China is finding that she can knit her own goods, and she will soon import yarns mainly. I shall instance the Wei San factory as a sample of five factories in Hongkong. Canton has ten factories, and Kwangtung province has many more, not to speak of the immense number of hand-knitting machines which the Japanese and the Germans are supplying. Tientsin and Shanghai have several knitting factories, and much foreign machinery will be needed throughout the land, especially in the Yangtze valley.

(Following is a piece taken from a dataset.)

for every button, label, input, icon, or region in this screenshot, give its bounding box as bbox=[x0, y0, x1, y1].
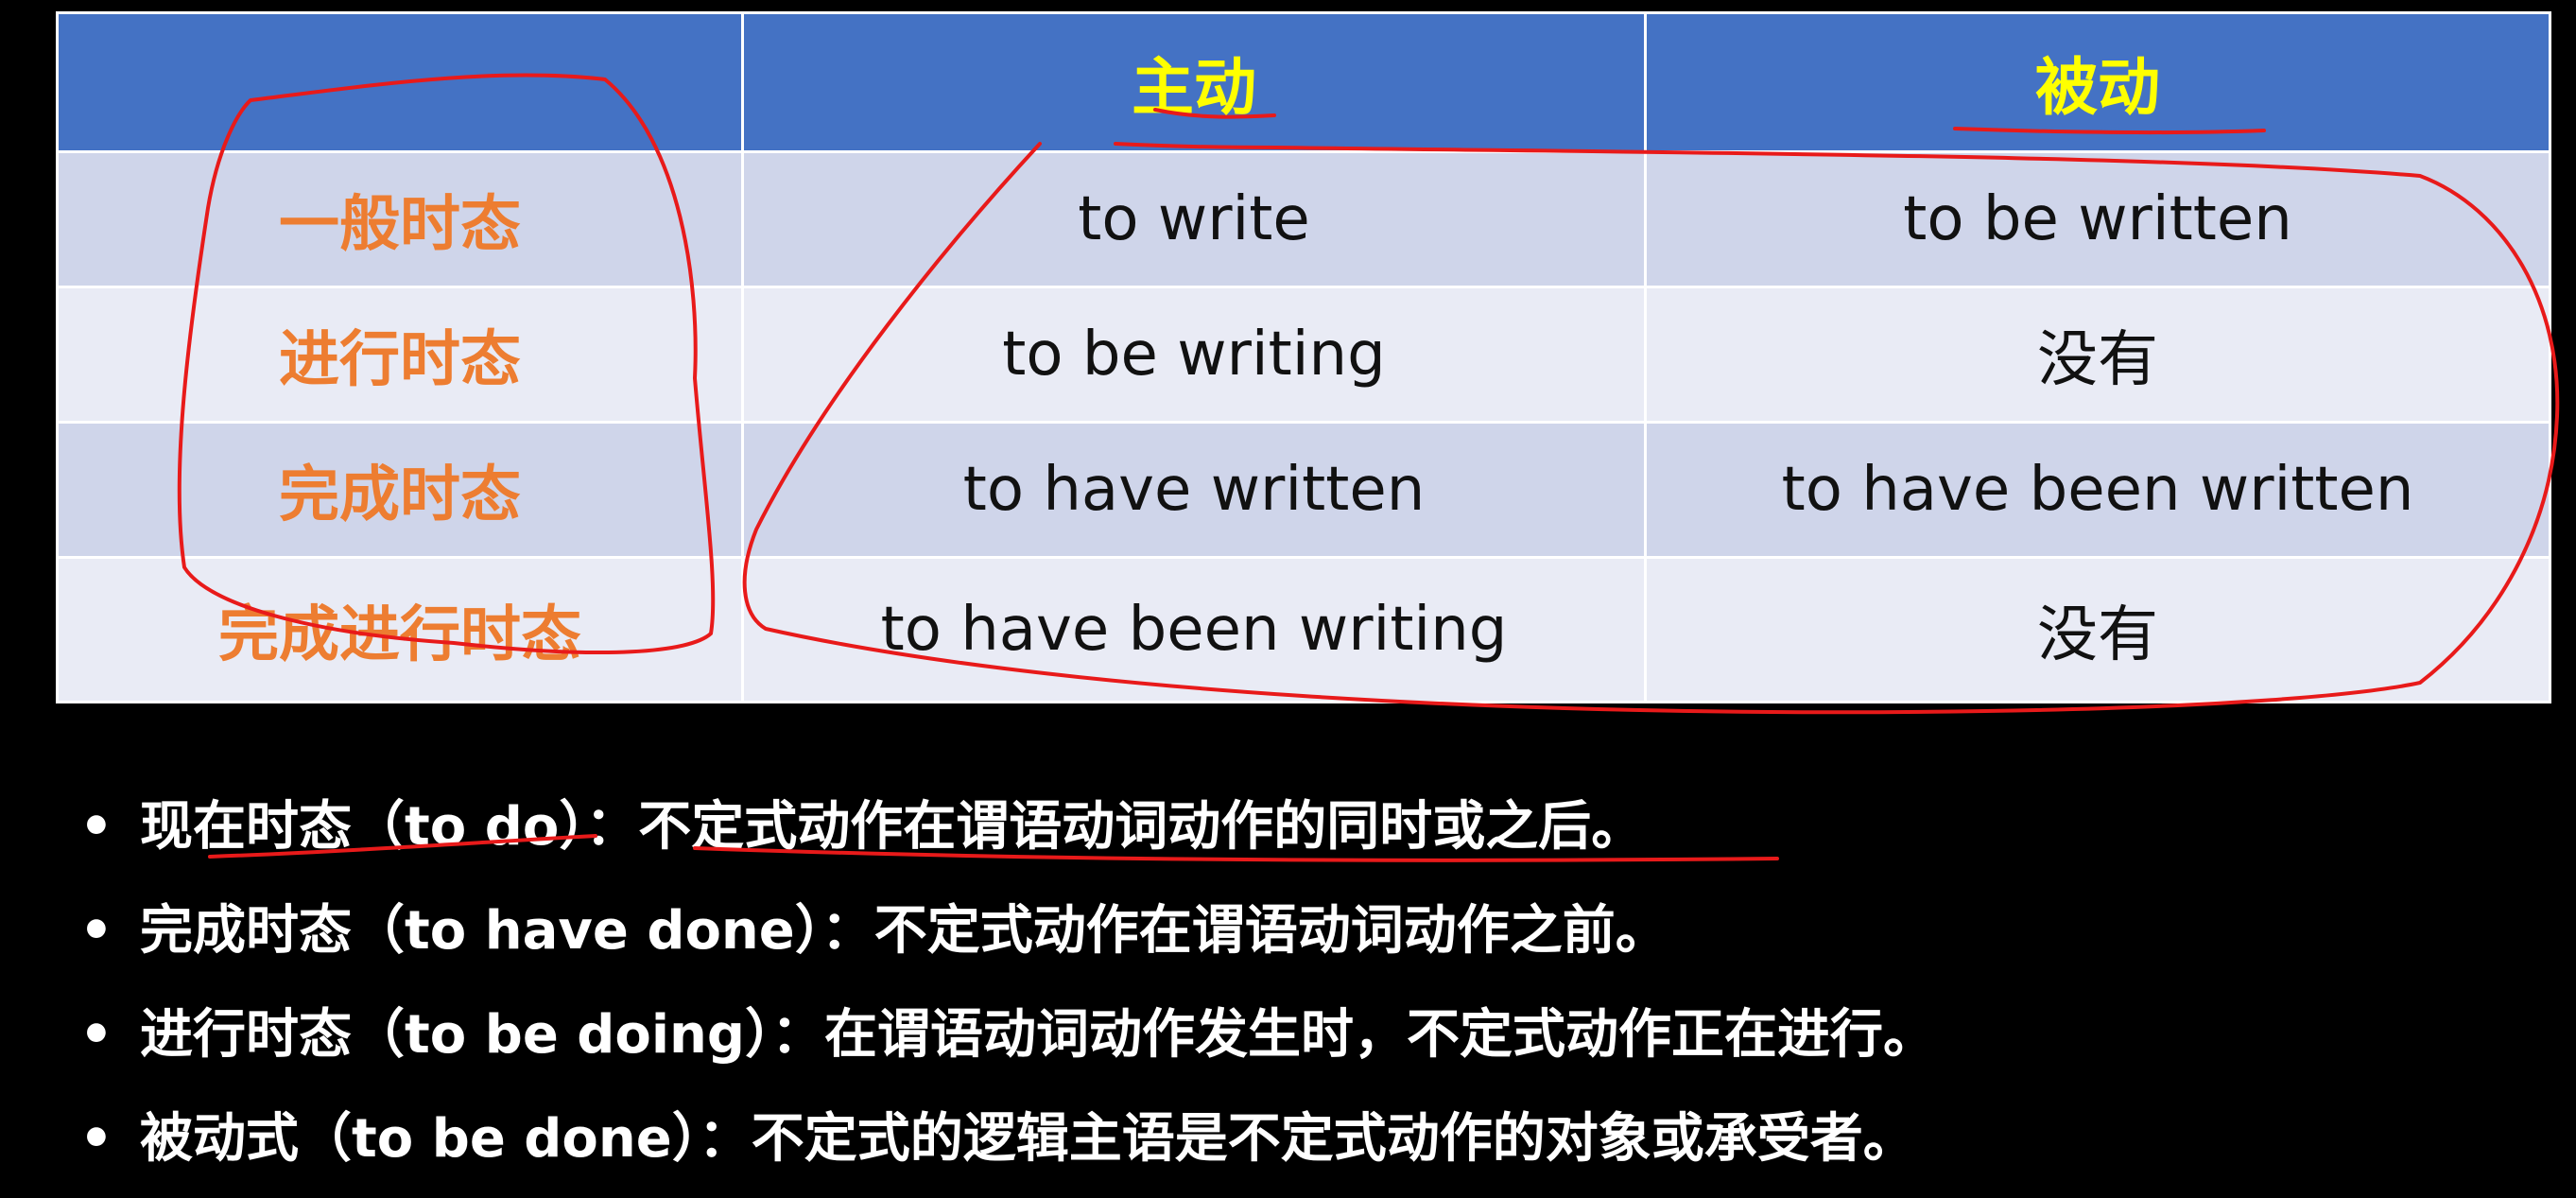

Up to Viceroy Chang Chih Tung’s régime in Hupeh in 1906, China scraped and raked the whole world for cargoes of old horseshoes and iron scrap, but since the blast furnaces at Hanyang have been a success, China is doing considerable smelting of ore, of which she has beds almost as rich as her coal and lime beds. The largest iron mines now worked are at Phing Ting in eastern Shansi province and Tayeh in eastern Hupeh province. The Hanyang smelters supply the rail mills of Hanyang, and also ship pig iron to the Wakamatsu iron works on Kyushu Island, Japan; 40,000 tons of pig to the Western Steel Corporation of Seattle, and to the eastern seaboard of America, as well as to Hongkong, on occasions. There is iron ore in more than half of the provinces, notably in Kiangsu (near Nanking); Nganhwei and Kiangsi, besides the provinces mentioned. China is already turning out 400,000 tons of iron ore a year, largely by primitive methods. The Han Yeh Ping Iron and Coal Company at Hanyang, Hupeh province, has three German blast furnaces, eight Siemens-Martin open-hearth furnaces, a rolling-mill of one thousand tons a day, blooming mills and a foundry. The cranes are run by electricity. The iron ore and limestone are secured at Tayeh eighty miles down the Yangtze from Hankau. Here a whole range of hills is full of hematite ore. A railway of fifteen miles brings the ore to the Yangtze River, where it is loaded on junks and towed by steam launches up to Hanyang.